Ed Burstell, who first encountered Ms. Beckham a couple of years ago, during his tenure as a top executive at Bergdorf Goodman, relished her sales pitch, describing it as girly and unscripted. Ms. Beckham had approached him as an artless supplicant, he recalled, alighting in his boardroom to show off her new line of sunglasses.

“She had all the frames in a plastic bag,” said Mr. Burstell, who is now the managing director for Liberty in London, adding with a hoot, “She pulled some of them out and was modeling some of the frames for me, really getting into it, really working it. She was funny, but at the same time relentless.”

Ms. Beckham’s persistence is ingrained. “Nothing has ever come easy to me,” she said wryly. “At school I was never the brightest child. I had to work really hard.” Acutely aware of her shortcomings, she can be her own toughest critic. “I’m no Mariah Carey,” she said of her time as a Spice Girl. As a designer, she thinks of herself as still being in a formative stage, her style sense as fungible as her public persona. Why not? “I find it really boring when people are afraid to change,” she said.

Her metamorphosis seems well in keeping with her ever-mutating aims. What motivates her? “You have to think that she doesn’t want to be eclipsed by her husband,” Mr. Burstell said, an observation she would be unlikely to challenge.

The label of WAG, a British acronym reserved for the brassily acquisitive wives and girlfriends of soccer players, seems to leave her unfazed. “I was probably responsible for creating that look,” Ms. Beckham said, “the long hair extensions, the fake tan, lots of makeup.” But unlike her presumptive peers, “I’ve never really been a true WAG,” she said quickly. “I’ve always had a career.”

There are still great gaps in her catalog of accomplishments. “I would love to be Lady Beckham,” she once joshed in a radio interview. But you suspect that her remarks are only half in jest.

“You can’t buy class,” she said. But a string of good works may not hurt. “I grew up obviously admiring Lady Diana’s style, the amount that she gave, the charities,” she said. The Beckhams have helped raise millions in support of cancer research and children’s education. The Victoria and David Beckham Charitable Trust serves children in need, providing wheelchairs, prosthetics and other forms of assistance.
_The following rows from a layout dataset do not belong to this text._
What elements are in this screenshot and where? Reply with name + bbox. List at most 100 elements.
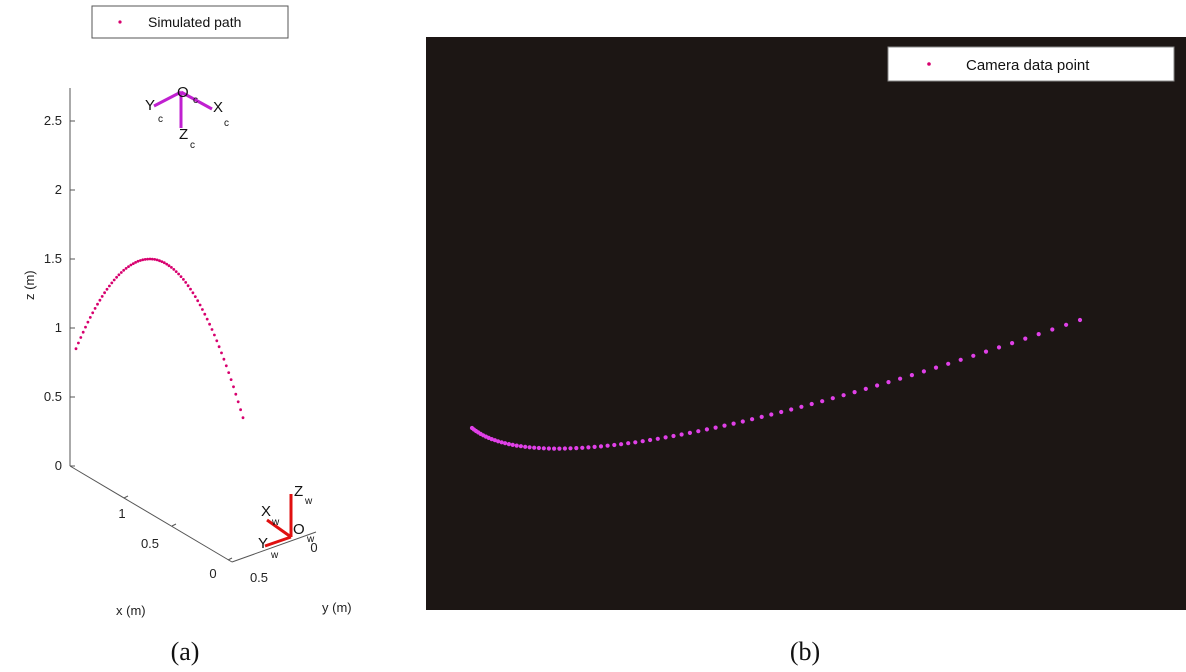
path-point <box>184 281 188 284</box>
camera-point <box>1023 336 1028 341</box>
path-point <box>98 298 102 302</box>
camera-point <box>983 349 989 354</box>
path-point <box>191 291 195 295</box>
path-point <box>167 264 171 268</box>
simulated-path-points <box>74 257 245 420</box>
path-point <box>158 259 161 263</box>
camera-data-points <box>469 317 1083 451</box>
camera-point <box>586 445 591 450</box>
path-point <box>122 268 126 272</box>
world-origin-sub: w <box>306 534 315 545</box>
camera-z-sub: c <box>190 140 195 151</box>
camera-point <box>489 437 494 442</box>
camera-point <box>592 444 597 449</box>
x-tick-label: 1 <box>118 506 125 521</box>
path-point <box>86 320 90 324</box>
camera-x-axis <box>180 90 213 111</box>
z-tick-label: 0 <box>55 458 62 473</box>
world-z-label: Z <box>294 483 303 500</box>
x-tick-label: 0 <box>209 566 216 581</box>
camera-point <box>898 376 903 381</box>
path-point <box>213 333 216 337</box>
path-point <box>205 317 209 321</box>
path-point <box>91 311 95 315</box>
z-tick-label: 1 <box>55 320 62 335</box>
path-point <box>182 278 185 281</box>
path-point <box>162 261 166 265</box>
path-point <box>150 257 154 261</box>
camera-point <box>619 442 624 447</box>
path-point <box>93 307 97 310</box>
z-tick-label: 0.5 <box>44 389 62 404</box>
x-tick-mark <box>123 495 129 499</box>
path-point <box>108 284 111 288</box>
camera-point <box>546 446 552 451</box>
camera-point <box>663 435 668 440</box>
path-point <box>139 259 142 262</box>
path-point <box>193 295 197 298</box>
camera-point <box>820 399 825 404</box>
path-point <box>239 408 243 412</box>
camera-point <box>759 414 764 419</box>
camera-point <box>510 442 515 447</box>
camera-y-label: Y <box>145 97 155 114</box>
camera-point <box>731 421 736 426</box>
camera-point <box>626 441 631 446</box>
path-point <box>153 258 157 261</box>
z-ticks: 0 0.5 1 1.5 2 2.5 <box>44 113 75 473</box>
path-point <box>119 271 123 274</box>
y-axis-line <box>231 531 317 563</box>
camera-point <box>499 440 504 445</box>
world-x-axis <box>266 518 292 539</box>
path-point <box>220 351 223 355</box>
path-point <box>236 400 240 404</box>
camera-point <box>841 393 846 398</box>
panel-b-camera-view: Camera data point (b) <box>426 37 1186 666</box>
world-origin-label: O <box>293 521 305 538</box>
camera-point <box>696 429 701 434</box>
camera-y-axis <box>153 90 182 108</box>
path-point <box>81 330 85 334</box>
path-point <box>201 308 204 311</box>
camera-point <box>1010 341 1015 346</box>
world-frame: Z w X w O w Y w <box>258 483 315 561</box>
path-point <box>117 273 121 277</box>
camera-point <box>679 432 684 437</box>
path-point <box>77 341 80 345</box>
camera-point <box>598 444 604 449</box>
path-point <box>234 392 238 396</box>
path-point <box>146 257 150 261</box>
path-point <box>165 262 169 266</box>
path-point <box>96 302 99 306</box>
camera-point <box>799 404 804 409</box>
path-point <box>186 284 190 288</box>
caption-b: (b) <box>790 637 820 666</box>
camera-point <box>671 433 676 439</box>
x-tick-mark <box>227 557 233 561</box>
legend-box-a <box>91 5 289 39</box>
y-tick-label: 0.5 <box>250 570 268 585</box>
path-point <box>196 299 200 303</box>
world-x-sub: w <box>271 517 280 528</box>
path-point <box>74 347 78 351</box>
camera-point <box>1064 322 1069 327</box>
path-point <box>222 357 226 361</box>
y-tick-label: 0 <box>310 540 317 555</box>
camera-point <box>532 445 537 450</box>
camera-point <box>1077 317 1083 323</box>
camera-point <box>750 417 755 422</box>
path-point <box>189 287 192 291</box>
camera-point <box>852 390 857 395</box>
path-point <box>148 257 152 261</box>
camera-point <box>740 419 745 424</box>
legend-label-b: Camera data point <box>966 57 1090 74</box>
camera-y-sub: c <box>158 114 163 125</box>
path-point <box>179 275 183 278</box>
path-point <box>127 265 130 268</box>
z-tick-label: 1.5 <box>44 251 62 266</box>
camera-point <box>722 423 727 428</box>
camera-point <box>496 439 501 444</box>
camera-point <box>687 430 693 435</box>
legend-label-a: Simulated path <box>148 14 241 30</box>
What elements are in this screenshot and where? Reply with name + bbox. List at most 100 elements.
As revealing is her guest list for an imaginary dinner party, not just the predictably aristocratic likes of Grace Kelly and Jacqueline Kennedy Onassis, but also contemporary idols like Cate Blanchett; Tilda Swinton; Carine Roitfeld, the editor of French Vogue; and, oh, yes, Michelle Obama. “I really would love to dress her,” Ms. Beckham said almost plaintively.

For all her ambition, Ms. Beckham is not ready to slough off the last remnants of her working-class past. In the 1980s, her father, an electrical distributor, celebrated his own success by trading up from a van to a shiny Rolls-Royce and dropping her off at school in it. Ms. Beckham was mortified. “Daddy,” she remembered begging him, “can we please go in the van?”

“I just wanted to fit in,” she recalled, cringing at the memory.

She takes pride just the same in being her father’s daughter, self-made to the core, the product of an unwavering optimism. She is aware her career isn’t bulletproof. At least not yet. It was built, after all, on “not taking ‘no’ for an answer.”

“My whole life has been that way,” she said. “I’ve always enjoyed proving people wrong.”